Can I Really Avoid That "Freeze” Moment When I'm Confronted?

That moment. When someone comes at you in a tone where you know nothing good is going to come from this conversation…

If someone approaches you with offensive commentary, an aggressive stance, or dumps misplaced feelings into you —-most of us go into a flight, fight, or freeze mode. We don't really know what to do with that comment. ⁣

More often than not, I hear folks share experiences about “freezing”, not saying anything, and continuing to hold on to that unpleasant interaction. We may even beat ourselves up for not saying anything. ⁣

I can identify with this. Growing up in Texas as a woman, behavior was modeled for me and more often than not I used to freeze and carry all those unpleasant emotions that didn’t belong to me. ⁣

So I want to share this ‘life hack’ that I learned from my previous therapist.
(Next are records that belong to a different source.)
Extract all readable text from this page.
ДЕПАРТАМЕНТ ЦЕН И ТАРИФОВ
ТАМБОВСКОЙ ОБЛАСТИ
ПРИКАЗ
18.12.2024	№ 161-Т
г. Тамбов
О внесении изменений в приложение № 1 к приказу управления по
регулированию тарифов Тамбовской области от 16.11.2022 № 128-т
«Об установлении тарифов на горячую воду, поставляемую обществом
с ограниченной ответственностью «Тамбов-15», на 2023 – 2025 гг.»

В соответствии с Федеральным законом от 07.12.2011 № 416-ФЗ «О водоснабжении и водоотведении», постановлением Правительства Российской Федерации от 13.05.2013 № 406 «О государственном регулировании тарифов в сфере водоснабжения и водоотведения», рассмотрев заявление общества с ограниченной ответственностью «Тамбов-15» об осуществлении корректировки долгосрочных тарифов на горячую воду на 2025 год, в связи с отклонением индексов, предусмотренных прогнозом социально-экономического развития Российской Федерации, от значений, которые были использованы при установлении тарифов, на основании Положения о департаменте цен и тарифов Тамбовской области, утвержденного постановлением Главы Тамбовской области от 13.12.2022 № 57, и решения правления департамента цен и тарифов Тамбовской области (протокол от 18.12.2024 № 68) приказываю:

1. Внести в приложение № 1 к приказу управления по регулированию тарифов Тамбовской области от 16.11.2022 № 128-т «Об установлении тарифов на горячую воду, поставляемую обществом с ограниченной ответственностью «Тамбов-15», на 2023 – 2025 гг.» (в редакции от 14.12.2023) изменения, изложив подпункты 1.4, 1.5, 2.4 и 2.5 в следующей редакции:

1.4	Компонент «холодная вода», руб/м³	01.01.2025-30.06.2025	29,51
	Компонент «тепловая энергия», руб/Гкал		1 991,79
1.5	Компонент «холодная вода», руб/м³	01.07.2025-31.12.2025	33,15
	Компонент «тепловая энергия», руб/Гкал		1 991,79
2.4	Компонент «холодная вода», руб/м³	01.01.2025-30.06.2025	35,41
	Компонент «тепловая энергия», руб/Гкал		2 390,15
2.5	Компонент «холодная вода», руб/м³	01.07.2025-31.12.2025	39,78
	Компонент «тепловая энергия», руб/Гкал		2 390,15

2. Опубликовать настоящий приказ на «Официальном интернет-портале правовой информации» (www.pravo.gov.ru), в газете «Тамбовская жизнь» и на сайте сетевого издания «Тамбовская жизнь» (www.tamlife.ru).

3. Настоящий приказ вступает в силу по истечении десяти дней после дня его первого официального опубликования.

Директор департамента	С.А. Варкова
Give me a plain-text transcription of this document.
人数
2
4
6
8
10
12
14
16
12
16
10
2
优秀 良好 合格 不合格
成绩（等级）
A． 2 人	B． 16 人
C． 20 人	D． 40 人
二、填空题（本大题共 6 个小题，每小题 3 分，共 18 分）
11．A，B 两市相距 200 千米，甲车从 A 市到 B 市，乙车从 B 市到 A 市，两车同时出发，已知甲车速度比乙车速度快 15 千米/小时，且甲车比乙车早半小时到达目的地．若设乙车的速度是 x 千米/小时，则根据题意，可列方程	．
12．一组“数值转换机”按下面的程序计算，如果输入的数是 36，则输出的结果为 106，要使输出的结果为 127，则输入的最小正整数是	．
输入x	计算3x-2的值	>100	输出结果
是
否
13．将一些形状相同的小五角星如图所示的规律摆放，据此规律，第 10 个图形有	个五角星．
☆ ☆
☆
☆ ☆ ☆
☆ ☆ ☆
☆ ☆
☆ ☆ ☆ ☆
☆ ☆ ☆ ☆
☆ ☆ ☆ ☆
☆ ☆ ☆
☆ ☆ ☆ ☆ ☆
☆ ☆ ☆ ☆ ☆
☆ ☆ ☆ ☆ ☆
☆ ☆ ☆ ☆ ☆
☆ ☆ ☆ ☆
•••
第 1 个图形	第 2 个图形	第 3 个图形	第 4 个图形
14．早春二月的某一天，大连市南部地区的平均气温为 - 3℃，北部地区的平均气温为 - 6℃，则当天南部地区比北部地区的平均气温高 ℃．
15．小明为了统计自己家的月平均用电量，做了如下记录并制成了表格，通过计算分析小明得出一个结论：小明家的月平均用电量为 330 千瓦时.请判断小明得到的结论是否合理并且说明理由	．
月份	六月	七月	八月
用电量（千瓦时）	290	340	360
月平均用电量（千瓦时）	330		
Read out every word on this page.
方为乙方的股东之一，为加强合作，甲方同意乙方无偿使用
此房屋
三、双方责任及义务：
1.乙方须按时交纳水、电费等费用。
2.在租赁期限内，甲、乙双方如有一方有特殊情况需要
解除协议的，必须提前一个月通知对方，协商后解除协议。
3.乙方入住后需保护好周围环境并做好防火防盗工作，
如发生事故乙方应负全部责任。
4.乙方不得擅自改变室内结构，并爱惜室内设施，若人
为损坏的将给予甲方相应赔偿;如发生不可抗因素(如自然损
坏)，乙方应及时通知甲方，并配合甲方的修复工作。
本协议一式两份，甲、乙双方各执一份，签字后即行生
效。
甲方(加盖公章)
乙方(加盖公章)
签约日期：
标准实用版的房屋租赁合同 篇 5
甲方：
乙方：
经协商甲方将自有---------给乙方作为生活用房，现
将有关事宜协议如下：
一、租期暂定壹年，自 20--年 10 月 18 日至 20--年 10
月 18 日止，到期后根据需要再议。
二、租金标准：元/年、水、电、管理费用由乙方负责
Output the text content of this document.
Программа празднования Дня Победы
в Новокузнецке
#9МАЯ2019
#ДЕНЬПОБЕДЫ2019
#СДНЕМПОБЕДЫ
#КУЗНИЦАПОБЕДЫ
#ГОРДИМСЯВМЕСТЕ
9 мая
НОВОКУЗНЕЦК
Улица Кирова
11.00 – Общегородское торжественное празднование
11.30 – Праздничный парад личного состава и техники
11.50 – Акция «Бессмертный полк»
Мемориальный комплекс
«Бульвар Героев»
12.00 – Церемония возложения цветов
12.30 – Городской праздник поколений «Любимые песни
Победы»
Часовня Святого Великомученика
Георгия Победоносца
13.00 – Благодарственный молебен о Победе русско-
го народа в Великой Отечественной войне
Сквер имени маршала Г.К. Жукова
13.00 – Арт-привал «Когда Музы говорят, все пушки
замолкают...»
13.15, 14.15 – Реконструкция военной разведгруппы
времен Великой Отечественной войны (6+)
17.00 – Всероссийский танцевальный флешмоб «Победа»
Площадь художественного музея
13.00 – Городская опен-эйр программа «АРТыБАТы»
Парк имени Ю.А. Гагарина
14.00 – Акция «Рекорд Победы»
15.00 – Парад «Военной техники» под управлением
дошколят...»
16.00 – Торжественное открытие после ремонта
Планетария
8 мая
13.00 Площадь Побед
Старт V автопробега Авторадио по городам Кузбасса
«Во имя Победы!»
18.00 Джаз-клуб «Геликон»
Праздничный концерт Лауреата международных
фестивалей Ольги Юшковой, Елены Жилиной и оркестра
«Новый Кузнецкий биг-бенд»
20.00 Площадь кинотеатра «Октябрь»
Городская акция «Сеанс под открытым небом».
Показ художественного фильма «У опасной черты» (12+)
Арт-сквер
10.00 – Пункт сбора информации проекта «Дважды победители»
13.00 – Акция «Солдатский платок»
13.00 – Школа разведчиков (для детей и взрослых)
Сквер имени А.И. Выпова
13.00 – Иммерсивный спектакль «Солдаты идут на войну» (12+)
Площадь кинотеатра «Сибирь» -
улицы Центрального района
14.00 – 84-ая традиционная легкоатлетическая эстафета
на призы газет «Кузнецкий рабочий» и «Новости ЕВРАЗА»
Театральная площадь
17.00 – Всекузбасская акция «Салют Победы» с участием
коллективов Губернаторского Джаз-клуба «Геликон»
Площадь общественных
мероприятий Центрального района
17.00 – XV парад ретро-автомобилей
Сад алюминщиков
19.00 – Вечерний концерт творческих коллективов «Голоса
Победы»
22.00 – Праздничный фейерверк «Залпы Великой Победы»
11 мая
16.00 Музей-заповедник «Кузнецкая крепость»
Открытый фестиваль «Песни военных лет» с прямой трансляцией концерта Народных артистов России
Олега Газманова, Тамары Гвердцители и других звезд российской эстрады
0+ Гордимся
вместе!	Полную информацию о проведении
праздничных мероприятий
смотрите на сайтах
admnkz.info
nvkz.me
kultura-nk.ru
It helps to have a phrase to remember so one is less likely to freeze. ⁣

Here it is. One statement. ⁣

🌟 “I feel uncomfortable with ________.” ⁣

Ex: aggressively postured co-worker begins to make de-valuing statements, demeaning you, and ordering things for you to do as if they were your boss. ⁣

“I feel uncomfortable with the way you’re speaking to me.” ⁣

Yes there will be about 3-5 seconds of awkward silence, but it always passes. Many times people don’t know how they sound or even if their actions are out of line. ⁣

One you get the hang of naming what makes you uncomfortable, that once negative interaction turns into a beautiful assertive experience. You can’t control others’ response and you aren’t responsible for their feelings. But truly most the time the other person apologizes. ⁣

You are only responsible for your feelings. Don’t try and make the world “comfortable” at the expense of your own wellbeing. It’s not worth it.